Дочь: Значит, самоконтроль тоже включает целую группу добродетелей?
Отец: Да. Он подразумевает терпение, великодушие, скромность, смирение, самопожертвование и самоотверженность. Когда человек обретает две главные добродетели, о которых я сказал, то есть, чистоту и самоконтроль, он становится, на языке Гиты, вишуддатмой и виджитатмой — это значит, тем, кто очистил себя и победил себя.
Дочь: А победа над собой это то же, что и аскетизм?
Отец: Победа над собой называется аскетизмом тогда, когда она переходит некоторые границы. Некоторые критики говорят, что индуизм превозносит аскетизм, и что он призывает своих последователей полностью подавлять свою плоть. Индуизм не делает ничего подобного. Однако, он считает, что тело есть дхарма-садхана, или инструмент для
осуществления справедливости. Соответственно, индуизм стремится лишь регулировать аппетиты и желания тела. Плоть не подавлена, но лишь поставлена на свое место. Человек, который истязает свое тело, не пригоден для царства духа. Индуизм принимает во внимание все факторы, составляющие индивидуальность человека — тело, ум, душу и дух — и предписывает различную дисциплину для разных стадий человеческой жизни. Он определяет правила так называемых ашрамов для ученика, домохозяина, отшельника и саньясина. Призвание домохозяина состоит в том, чтобы приобрести состояние, удовлетворить свои законные желания, жить добродетельной жизнью и работать для спасения. Поэтому, хорошо известная формула индуизма: дхарма-артха-кама-мокша указывает идеал полной жизни. Только очень постепенно душа может освобождаться от желаний плоти. Цель полного освобождения должна быть достигнута только на последней ступени.

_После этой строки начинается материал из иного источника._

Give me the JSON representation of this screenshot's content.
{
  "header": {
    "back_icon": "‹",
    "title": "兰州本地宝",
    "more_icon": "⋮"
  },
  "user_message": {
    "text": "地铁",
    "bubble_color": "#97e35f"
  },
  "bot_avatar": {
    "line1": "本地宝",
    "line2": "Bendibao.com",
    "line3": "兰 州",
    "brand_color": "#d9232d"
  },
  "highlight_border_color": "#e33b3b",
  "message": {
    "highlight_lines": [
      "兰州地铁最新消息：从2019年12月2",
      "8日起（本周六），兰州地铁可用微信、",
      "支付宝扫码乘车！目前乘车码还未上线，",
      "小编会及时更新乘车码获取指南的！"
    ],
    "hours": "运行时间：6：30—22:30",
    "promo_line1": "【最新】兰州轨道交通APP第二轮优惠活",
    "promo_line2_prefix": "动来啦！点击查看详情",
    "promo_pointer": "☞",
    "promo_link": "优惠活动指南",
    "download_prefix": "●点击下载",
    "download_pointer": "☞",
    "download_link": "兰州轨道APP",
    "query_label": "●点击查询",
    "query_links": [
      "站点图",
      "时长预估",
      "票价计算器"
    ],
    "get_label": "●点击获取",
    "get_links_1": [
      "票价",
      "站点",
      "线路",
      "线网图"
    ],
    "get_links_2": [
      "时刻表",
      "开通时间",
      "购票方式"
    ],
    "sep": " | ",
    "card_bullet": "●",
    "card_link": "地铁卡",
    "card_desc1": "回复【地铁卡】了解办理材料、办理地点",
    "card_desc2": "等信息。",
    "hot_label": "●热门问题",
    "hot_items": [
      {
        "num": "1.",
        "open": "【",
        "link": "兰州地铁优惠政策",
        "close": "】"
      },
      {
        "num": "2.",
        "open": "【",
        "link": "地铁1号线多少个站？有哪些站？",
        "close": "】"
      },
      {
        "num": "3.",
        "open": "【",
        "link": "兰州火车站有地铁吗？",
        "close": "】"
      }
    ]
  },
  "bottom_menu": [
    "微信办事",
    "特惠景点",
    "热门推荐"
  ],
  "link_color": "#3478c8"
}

Таким образом, победа над собой прославляется не ради ее самой, но ради окончательного освобождения духа от оков плоти. В то же время, нас не должно пугать слово «аскетизм». Все великие люди Индии были аскетами — от Будды до Ганди. И все индусы, хотя, может быть, и не способны достичь в жизни идеала саньясина, являются горячими поклонниками саньясы.
Дочь: Третья главная добродетель, о которой ты говорил, это непривязанность. Что она подразумевает?
Отец: Непривязанность — это свобода от привязанностей или земных уз. Каждый человек обычно привязан к своей собственности, семье, друзьям и родственникам, а также к своим суждениям — фактически, ко всему, что он называет своим. Эти привязанности, естественно, очень сильны на заре жизни. Первое потрясение от соприкосновения со смертью открывает глаза неопытному человеку на эфемерность этих связей. Когда случаются стихийные бедствия, недисциплинированные умы теряют равновесие. Некоторые проклинают судьбу. Некоторые проклинают богов. А есть такие, которых горе сокрушает. Это происходит потому, что они не думали об условиях нашего пребывания в земной жизни. Они не задумывались над тем фактом, что все мы — временные создания. Мы и объекты нашей любви подобны кусочкам дерева, которые плывут вместе некоторое время на волне океана, а потом расстаются навсегда. Объекты нашей любви даны нам для того, чтобы мы могли умножить тонкие свойства нашей души. Каждый день мы видим богачей, лишающихся своих богатств, тиранов, лишающихся своей власти, и всех людей, теряющих своих самых близких и дорогих. Смерть бросает свою бледную тень на все наши удовольствия и развлечения. Слабые люди стенают и плачут, сталкиваясь с трудностями жизни. Мужественные люди стойко переносят их и идут вперед. Но люди религиозные знают, как встречать жизненные испытания. Джанака, когда его столица пылала, спокойно встретил это бедствие и сказал: «Митхила горит, но там не гибнет ничего, что принадлежит мне». Столь абсолютной была непривязанность этого идеального индусского царя к своему царству. Гита говорит почти на каждой странице, что человек должен отбросить все земные узы и утвердить единственную связь — небесную, если он хочет познать благодать Бога. Санга, или земная привязанность, должна уступить место йоге, или союзу с Богом. Первая — источник всех наших страданий, вторая — единственная гарантия вечного счастья.
Дочь: Отец, я могу понять, что непривязанность к собственности может считаться добродетелью. Но я не могу понять, как может быть добродетелью непривязанность к братьям и сестрам, к друзьям и родным.